As soon as an Approver logs in, just need to select the words “Approve” in RED, and the provider is paid the next working day.
If you do not approve the invoice, select the invoice number and either 1) type a message to the provider; or 2) delete the invoice and type a message to the provider why you are deleting.
After registering, login and select the Providers tab. This allows a search of local providers within Capital Guardians. Alternately, just invite a provider to register with their email address.
You can choose any providers with an Australian Business Number (“ABN”). Anyone “carrying out a business” can apply for an ABN for free at https://www.abr.gov.au/business-super-funds-charities/applying-abn.
It only takes minutes for a Provider to register. The registration process will automatically confirm their ABN for your peace of mind. In addition, they provide you their police check and insurance covering: professional indemnity, public liability and personal accident insurance. (including journey insurance). Providers can upload their Police Check, Insurance and other forms, and can be seen in search and user logins.
This short video provides a basic overview on approving invoices and adding providers:
What happens when I choose Capital Guardians?
After NDIS providers give Capital Guardians the required details from their NDIS plan to create a service booking, we will provide them with the login details. These will be used to view information about the funding they have in their plan. We will also provide NDIS participants a link to share with their providers, allowing them to upload invoices for services provided.
When providers upload a bill, they want to be paid; the NDIS participant will be alerted through email. They can view and approve them, or engage in capacity building activities. Should something not appear correct, they are able to talk to us. NDIS participants have access to the details in their NDIS plan by logging into the Capital Guardians website at any time, providing information that is reconciled in real-time.
Registering with Capital Guardians
To be able to use Capital Guardians as an NDIS Plan Manager, you need to choose or have chosen Plan Management as an option. This should happen through your NDIS planning meeting. When you have Plan Management in your plan, then you can register with Capital Guardians via our website, or call or email us.

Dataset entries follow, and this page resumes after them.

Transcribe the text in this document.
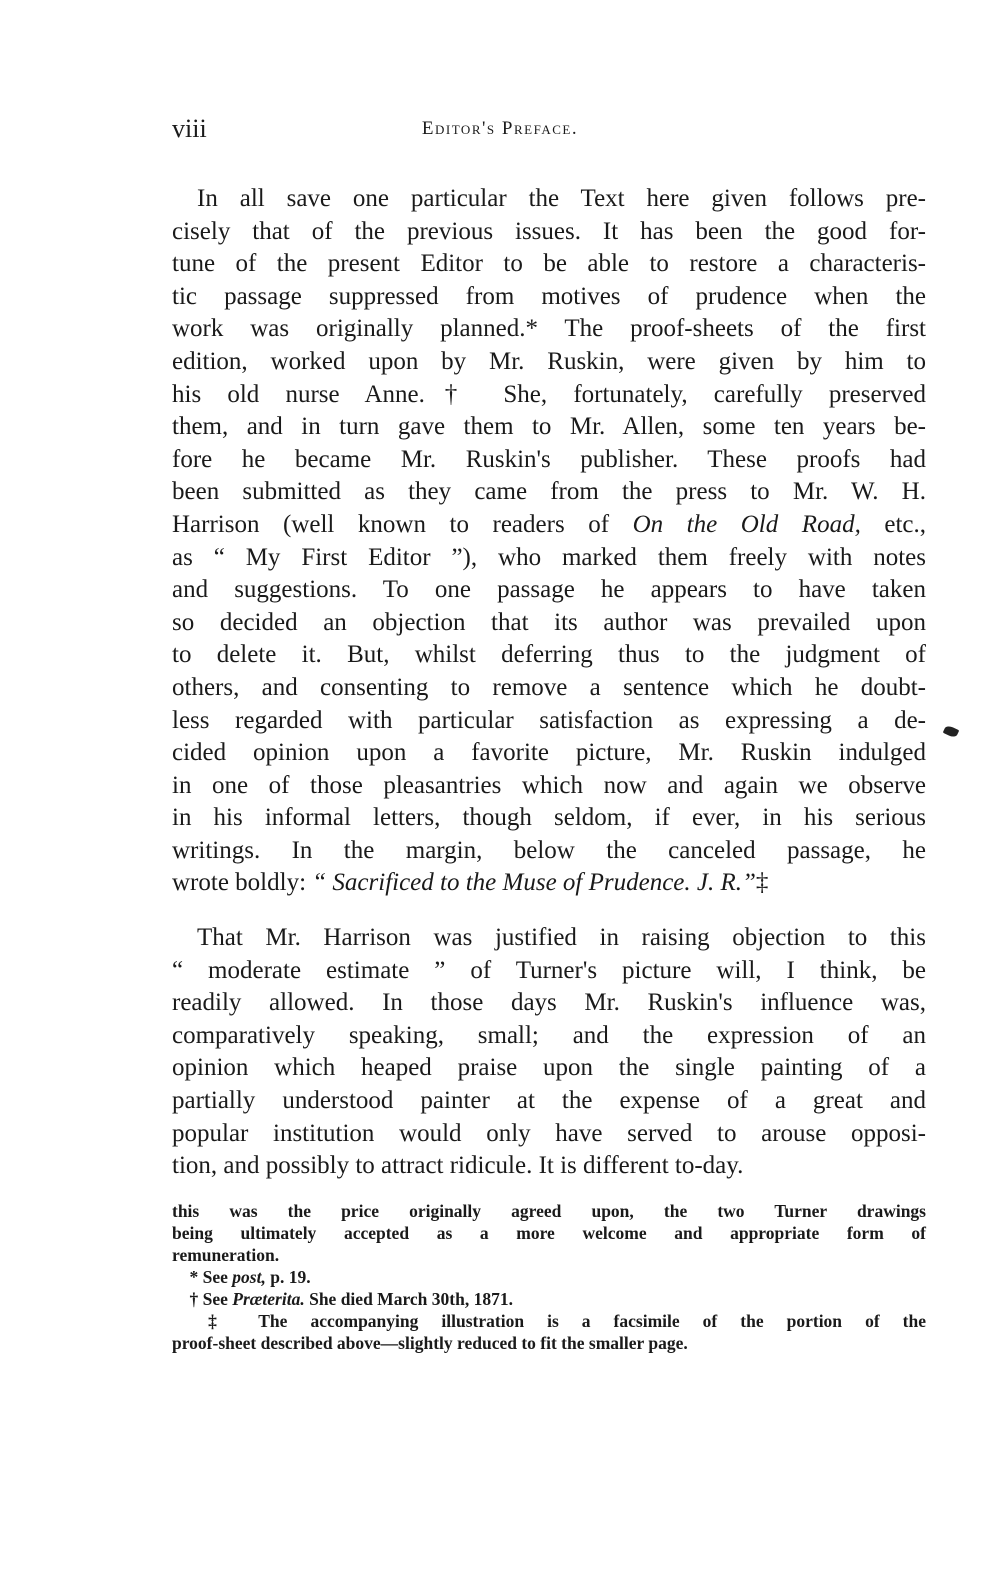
viii	Editor's Preface.
 In all save one particular the Text here given follows pre-
cisely that of the previous issues. It has been the good for-
tune of the present Editor to be able to restore a characteris-
tic passage suppressed from motives of prudence when the
work was originally planned.* The proof-sheets of the first
edition, worked upon by Mr. Ruskin, were given by him to
his old nurse Anne.† She, fortunately, carefully preserved
them, and in turn gave them to Mr. Allen, some ten years be-
fore he became Mr. Ruskin's publisher. These proofs had
been submitted as they came from the press to Mr. W. H.
Harrison (well known to readers of On the Old Road, etc.,
as “ My First Editor ”), who marked them freely with notes
and suggestions. To one passage he appears to have taken
so decided an objection that its author was prevailed upon
to delete it. But, whilst deferring thus to the judgment of
others, and consenting to remove a sentence which he doubt-
less regarded with particular satisfaction as expressing a de-
cided opinion upon a favorite picture, Mr. Ruskin indulged
in one of those pleasantries which now and again we observe
in his informal letters, though seldom, if ever, in his serious
writings. In the margin, below the canceled passage, he
wrote boldly: “ Sacrificed to the Muse of Prudence. J. R.”‡
 That Mr. Harrison was justified in raising objection to this
“ moderate estimate ” of Turner's picture will, I think, be
readily allowed. In those days Mr. Ruskin's influence was,
comparatively speaking, small; and the expression of an
opinion which heaped praise upon the single painting of a
partially understood painter at the expense of a great and
popular institution would only have served to arouse opposi-
tion, and possibly to attract ridicule. It is different to-day.
this was the price originally agreed upon, the two Turner drawings
being ultimately accepted as a more welcome and appropriate form of
remuneration.
 * See post, p. 19.
 † See Præterita. She died March 30th, 1871.
 ‡ The accompanying illustration is a facsimile of the portion of the
proof-sheet described above—slightly reduced to fit the smaller page.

If your NDIS plan has no Plan Management, speak to your Local Area Coordinator or call the NDIS to ask for a review of your plan. This will allow the NDIS to change your plan to one that is Plan Managed.

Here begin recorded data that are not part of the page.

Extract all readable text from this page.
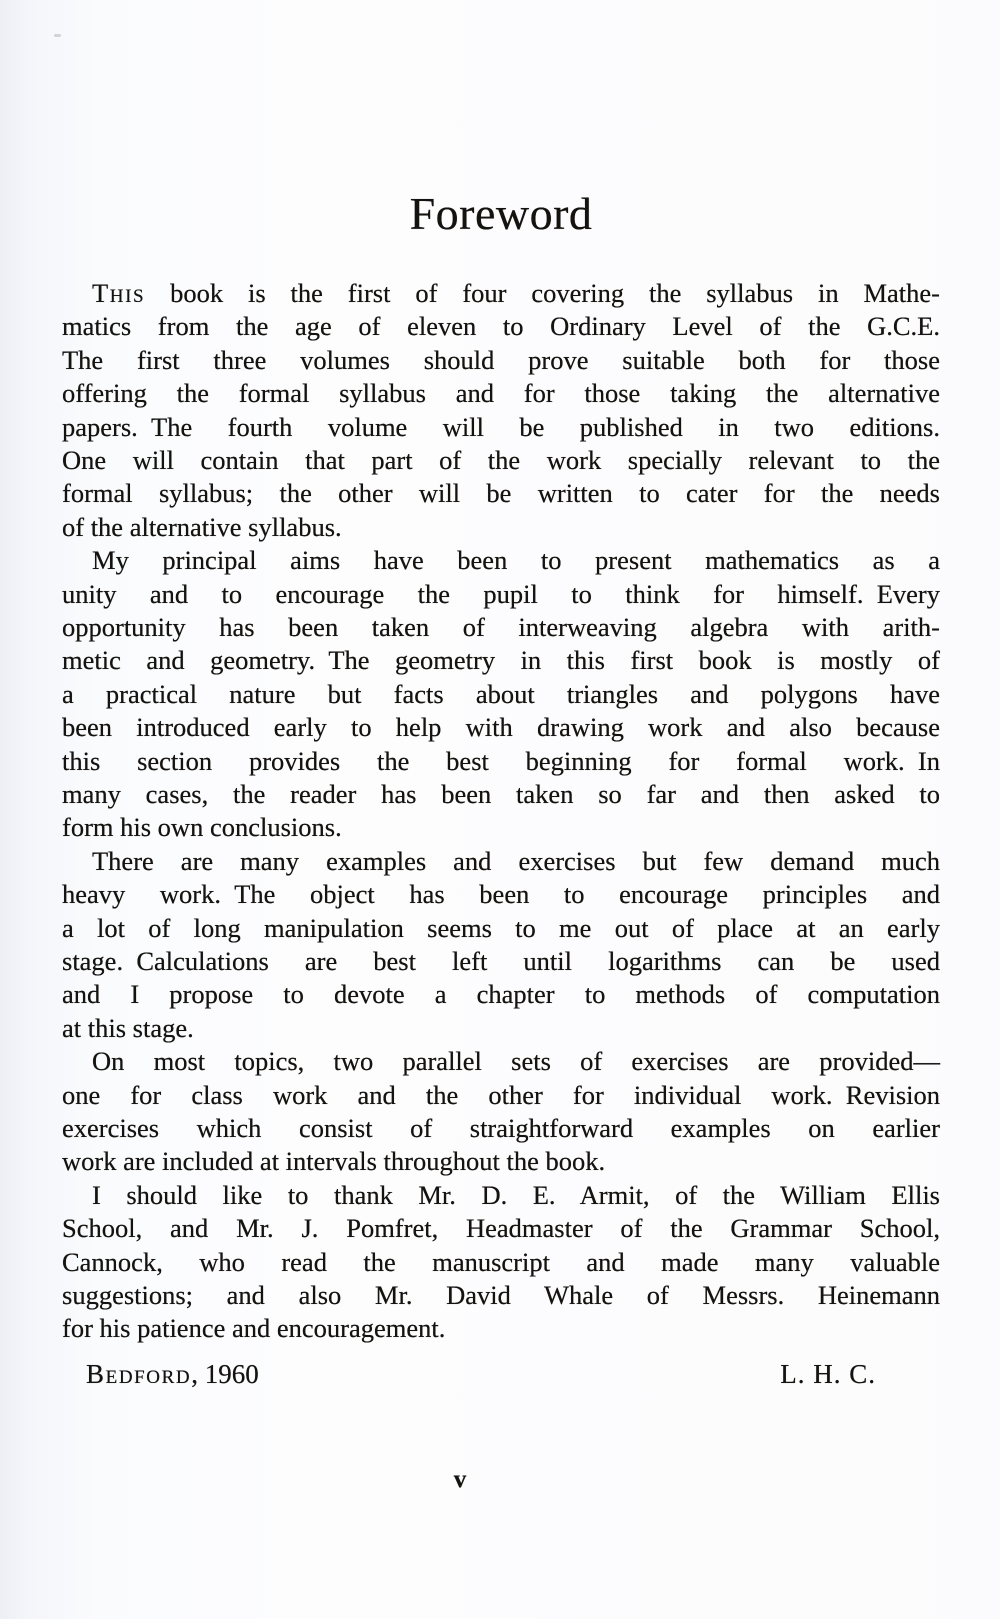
Foreword
This book is the first of four covering the syllabus in Mathe-
matics from the age of eleven to Ordinary Level of the G.C.E.
The first three volumes should prove suitable both for those
offering the formal syllabus and for those taking the alternative
papers. The fourth volume will be published in two editions.
One will contain that part of the work specially relevant to the
formal syllabus; the other will be written to cater for the needs
of the alternative syllabus.
My principal aims have been to present mathematics as a
unity and to encourage the pupil to think for himself. Every
opportunity has been taken of interweaving algebra with arith-
metic and geometry. The geometry in this first book is mostly of
a practical nature but facts about triangles and polygons have
been introduced early to help with drawing work and also because
this section provides the best beginning for formal work. In
many cases, the reader has been taken so far and then asked to
form his own conclusions.
There are many examples and exercises but few demand much
heavy work. The object has been to encourage principles and
a lot of long manipulation seems to me out of place at an early
stage. Calculations are best left until logarithms can be used
and I propose to devote a chapter to methods of computation
at this stage.
On most topics, two parallel sets of exercises are provided—
one for class work and the other for individual work. Revision
exercises which consist of straightforward examples on earlier
work are included at intervals throughout the book.
I should like to thank Mr. D. E. Armit, of the William Ellis
School, and Mr. J. Pomfret, Headmaster of the Grammar School,
Cannock, who read the manuscript and made many valuable
suggestions; and also Mr. David Whale of Messrs. Heinemann
for his patience and encouragement.
Bedford, 1960	L. H. C.
v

NDIS participants or their representatives can visit the Capital Guardians website, call, or email us to begin working with us. When switching from a different Plan Management Provider, we can work directly with the NDIS participant to end their previous service bookings and create new ones.
What can participants use STA funds for?
STA stands for Short-Term Accommodation. The NDIS provides STA funds as a form of temporary respite care, allowing participants and their carers to spend some time away from the participant’s home.
The specifics of what can be claimed under STA must be reasonable and necessary as determined by the participant’s needs and goals, which must be clearly laid out in their Plan. In the absence of documentation provided in their Plan, participants should seek written guidance from their NDIA planner or Local Area Coordinator (LAC).
Do participants need to take out insurance for support workers?
If you engage carers and other support workers as independent contractors, you do not need insurance to cover them. As they are essentially a small business owner themselves, contractors have their own Australian Business Number and are responsible for managing their own insurance.
However, we advise participants that have carers coming to their home to verify their home insurance covers potential public liability for any visitors. This would be regarded as a personal expense and therefore not claimable under the NDIS, as it is something any homeowner might have.